1. Consider a point $p$ that is at the largest distance from all cluster centers. If we let our algorithm to run one more iteration, the algorithm would have chosen this vertex $p$, (as $c_{k+1}$).

Assume $p \in C_i$, $r := D[p, c_i]$

2. Let $u \in C_j$ and $v \in C_j$, then $D[u, c_j] \le r, D[v, c_j] \le r$ ($p$ is the furthest).  

$D[u,v] \le 2r$ (triangle inequality)

3. $\forall j < l$ (or just $\forall j\ne l$), $D[c_j, c_l] \ge r$ ($p$ is not a cluster centers, the distance of cluster centers must be larger than $r$)

4. Let $C^{'}_1, \dots, C^{'}_k$ be another clustering. 

Consider points $c_1, \dots, c_k, p$, there must be two points in this group is in the same cluster $C^{'}_l$ in clustering $C^{'}$. __Then the diameter of that cluster is not going to be less than the distance between these two points.__

If one of theses two points is $p$. then $D[c_i,p] = D(C^{'}_l) \ge r$, if both points are cluster centers, then $D[c_i,c_j] = D(C^{'}_l) \ge r$. It means $D(C^{'}_l) \ge r$.

And from 2, we know $D(C_j) \le 2r$. So we have a 2-approximation of Min intra-cluster distance.

## Better-quality approximation?

To prove Min-clustring is NP-hard, we know there is no polynomial solution unless P=NP.

Reduction from k-coloring, which is a NP-complete problem. k-coloring $\le_P$ Min-clustering.

_Notice that once you have colored vertices into k colors, you have essentially splitter them into k clusters.
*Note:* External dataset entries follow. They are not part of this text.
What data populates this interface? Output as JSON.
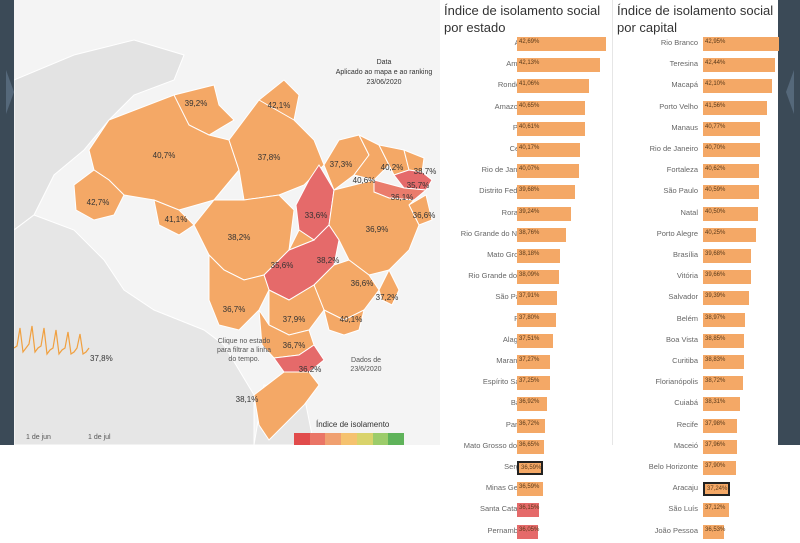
{
  "map": {
    "date_title": "Data",
    "date_subtitle": "Aplicado ao mapa e ao ranking",
    "date_value": "23/06/2020",
    "hint_text": "Clique no estado para filtrar a linha do tempo.",
    "dados_text": "Dados de 23/6/2020",
    "timeline_value": "37,8%",
    "x_ticks": [
      "1 de jun",
      "1 de jul"
    ],
    "legend_title": "Índice de isolamento",
    "legend_colors": [
      "#e14b4b",
      "#ea7566",
      "#f0a070",
      "#f5c26f",
      "#d9d36b",
      "#9ccc6a",
      "#5fb35a"
    ],
    "states": [
      {
        "label": "39,2%",
        "color": "#f4a866"
      },
      {
        "label": "42,1%",
        "color": "#f4a866"
      },
      {
        "label": "40,7%",
        "color": "#f4a866"
      },
      {
        "label": "42,7%",
        "color": "#f4a866"
      },
      {
        "label": "37,8%",
        "color": "#f4a866"
      },
      {
        "label": "41,1%",
        "color": "#f4a866"
      },
      {
        "label": "38,2%",
        "color": "#f4a866"
      },
      {
        "label": "33,6%",
        "color": "#e56a6a"
      },
      {
        "label": "37,3%",
        "color": "#f4a866"
      },
      {
        "label": "40,6%",
        "color": "#f4a866"
      },
      {
        "label": "40,2%",
        "color": "#f4a866"
      },
      {
        "label": "38,7%",
        "color": "#f4a866"
      },
      {
        "label": "35,7%",
        "color": "#e56a6a"
      },
      {
        "label": "36,1%",
        "color": "#ea7c6c"
      },
      {
        "label": "36,6%",
        "color": "#f4a866"
      },
      {
        "label": "36,9%",
        "color": "#f4a866"
      },
      {
        "label": "35,6%",
        "color": "#e56a6a"
      },
      {
        "label": "38,2%",
        "color": "#f4a866"
      },
      {
        "label": "36,6%",
        "color": "#f4a866"
      },
      {
        "label": "37,2%",
        "color": "#f4a866"
      },
      {
        "label": "36,7%",
        "color": "#f4a866"
      },
      {
        "label": "37,9%",
        "color": "#f4a866"
      },
      {
        "label": "40,1%",
        "color": "#f4a866"
      },
      {
        "label": "36,7%",
        "color": "#f4a866"
      },
      {
        "label": "36,2%",
        "color": "#e56a6a"
      },
      {
        "label": "38,1%",
        "color": "#f4a866"
      }
    ]
  },
  "ranking_estado": {
    "title": "Índice de isolamento social por estado",
    "rows": [
      {
        "name": "Acre",
        "value": "42,69%",
        "pct": 42.69
      },
      {
        "name": "Amapá",
        "value": "42,13%",
        "pct": 42.13
      },
      {
        "name": "Rondônia",
        "value": "41,06%",
        "pct": 41.06
      },
      {
        "name": "Amazonas",
        "value": "40,65%",
        "pct": 40.65
      },
      {
        "name": "Piauí",
        "value": "40,61%",
        "pct": 40.61
      },
      {
        "name": "Ceará",
        "value": "40,17%",
        "pct": 40.17
      },
      {
        "name": "Rio de Janeiro",
        "value": "40,07%",
        "pct": 40.07
      },
      {
        "name": "Distrito Federal",
        "value": "39,68%",
        "pct": 39.68
      },
      {
        "name": "Roraima",
        "value": "39,24%",
        "pct": 39.24
      },
      {
        "name": "Rio Grande do Norte",
        "value": "38,76%",
        "pct": 38.76
      },
      {
        "name": "Mato Grosso",
        "value": "38,18%",
        "pct": 38.18
      },
      {
        "name": "Rio Grande do Sul",
        "value": "38,09%",
        "pct": 38.09
      },
      {
        "name": "São Paulo",
        "value": "37,91%",
        "pct": 37.91
      },
      {
        "name": "Pará",
        "value": "37,80%",
        "pct": 37.8
      },
      {
        "name": "Alagoas",
        "value": "37,51%",
        "pct": 37.51
      },
      {
        "name": "Maranhão",
        "value": "37,27%",
        "pct": 37.27
      },
      {
        "name": "Espírito Santo",
        "value": "37,25%",
        "pct": 37.25
      },
      {
        "name": "Bahia",
        "value": "36,92%",
        "pct": 36.92
      },
      {
        "name": "Paraná",
        "value": "36,72%",
        "pct": 36.72
      },
      {
        "name": "Mato Grosso do Sul",
        "value": "36,65%",
        "pct": 36.65
      },
      {
        "name": "Sergipe",
        "value": "36,59%",
        "pct": 36.59,
        "highlight": true
      },
      {
        "name": "Minas Gerais",
        "value": "36,59%",
        "pct": 36.59
      },
      {
        "name": "Santa Catarina",
        "value": "36,15%",
        "pct": 36.15,
        "red": true
      },
      {
        "name": "Pernambuco",
        "value": "36,05%",
        "pct": 36.05,
        "red": true
      }
    ]
  },
  "ranking_capital": {
    "title": "Índice de isolamento social por capital",
    "rows": [
      {
        "name": "Rio Branco",
        "value": "42,95%",
        "pct": 42.95
      },
      {
        "name": "Teresina",
        "value": "42,44%",
        "pct": 42.44
      },
      {
        "name": "Macapá",
        "value": "42,10%",
        "pct": 42.1
      },
      {
        "name": "Porto Velho",
        "value": "41,56%",
        "pct": 41.56
      },
      {
        "name": "Manaus",
        "value": "40,77%",
        "pct": 40.77
      },
      {
        "name": "Rio de Janeiro",
        "value": "40,70%",
        "pct": 40.7
      },
      {
        "name": "Fortaleza",
        "value": "40,62%",
        "pct": 40.62
      },
      {
        "name": "São Paulo",
        "value": "40,59%",
        "pct": 40.59
      },
      {
        "name": "Natal",
        "value": "40,50%",
        "pct": 40.5
      },
      {
        "name": "Porto Alegre",
        "value": "40,25%",
        "pct": 40.25
      },
      {
        "name": "Brasília",
        "value": "39,68%",
        "pct": 39.68
      },
      {
        "name": "Vitória",
        "value": "39,66%",
        "pct": 39.66
      },
      {
        "name": "Salvador",
        "value": "39,39%",
        "pct": 39.39
      },
      {
        "name": "Belém",
        "value": "38,97%",
        "pct": 38.97
      },
      {
        "name": "Boa Vista",
        "value": "38,85%",
        "pct": 38.85
      },
      {
        "name": "Curitiba",
        "value": "38,83%",
        "pct": 38.83
      },
      {
        "name": "Florianópolis",
        "value": "38,72%",
        "pct": 38.72
      },
      {
        "name": "Cuiabá",
        "value": "38,31%",
        "pct": 38.31
      },
      {
        "name": "Recife",
        "value": "37,98%",
        "pct": 37.98
      },
      {
        "name": "Maceió",
        "value": "37,96%",
        "pct": 37.96
      },
      {
        "name": "Belo Horizonte",
        "value": "37,90%",
        "pct": 37.9
      },
      {
        "name": "Aracaju",
        "value": "37,24%",
        "pct": 37.24,
        "highlight": true
      },
      {
        "name": "São Luís",
        "value": "37,12%",
        "pct": 37.12
      },
      {
        "name": "João Pessoa",
        "value": "36,53%",
        "pct": 36.53
      }
    ]
  }
}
The relation between these two problems is obvious._

Let
$D[u,v] = \begin{cases}
0, u = v \\
1, u \ne v, (u,v) \notin \xi \;\;\;\;\text{(not connected, it's safe to color them in same color)} \\
2, u \ne v, (u,v) \in \xi \;\;\;\;\text{(connected, can't color them with same color)} \\
\end{cases}$

Is there a clustering $C_1, \dots, C_k$. s.t. $D(C_i) \le 1 \;\forall i$

It's very easy to see that, if the graph can be colored in k colors, then there is a clustering with this property, because we simply take vertices colored with the same color and declare them to be a cluster. And vice versa, if a clustering exists, then we can color vertices from the same cluster with the same color. This means that this problem is NP-hard, so it's not possible to solve it in polynomial time unless P equals NP. 

---

Suppose there is such an algorithm, an algorithm that computes a (2-$\varepsilon$)-approximation. for $\varepsilon > 0$

$OPT_{diameter} \le 1 \iff$ approximate diameter $\le 2-\varepsilon$.

But look at above cases, the distances are 0,1,2. so the above would mean approximate diameter $\le 1$, in other word, we solve it optimally. which is not possible in polynomial time unless P=NP. (the claim is weak, what if we set another distances, like 1.5?)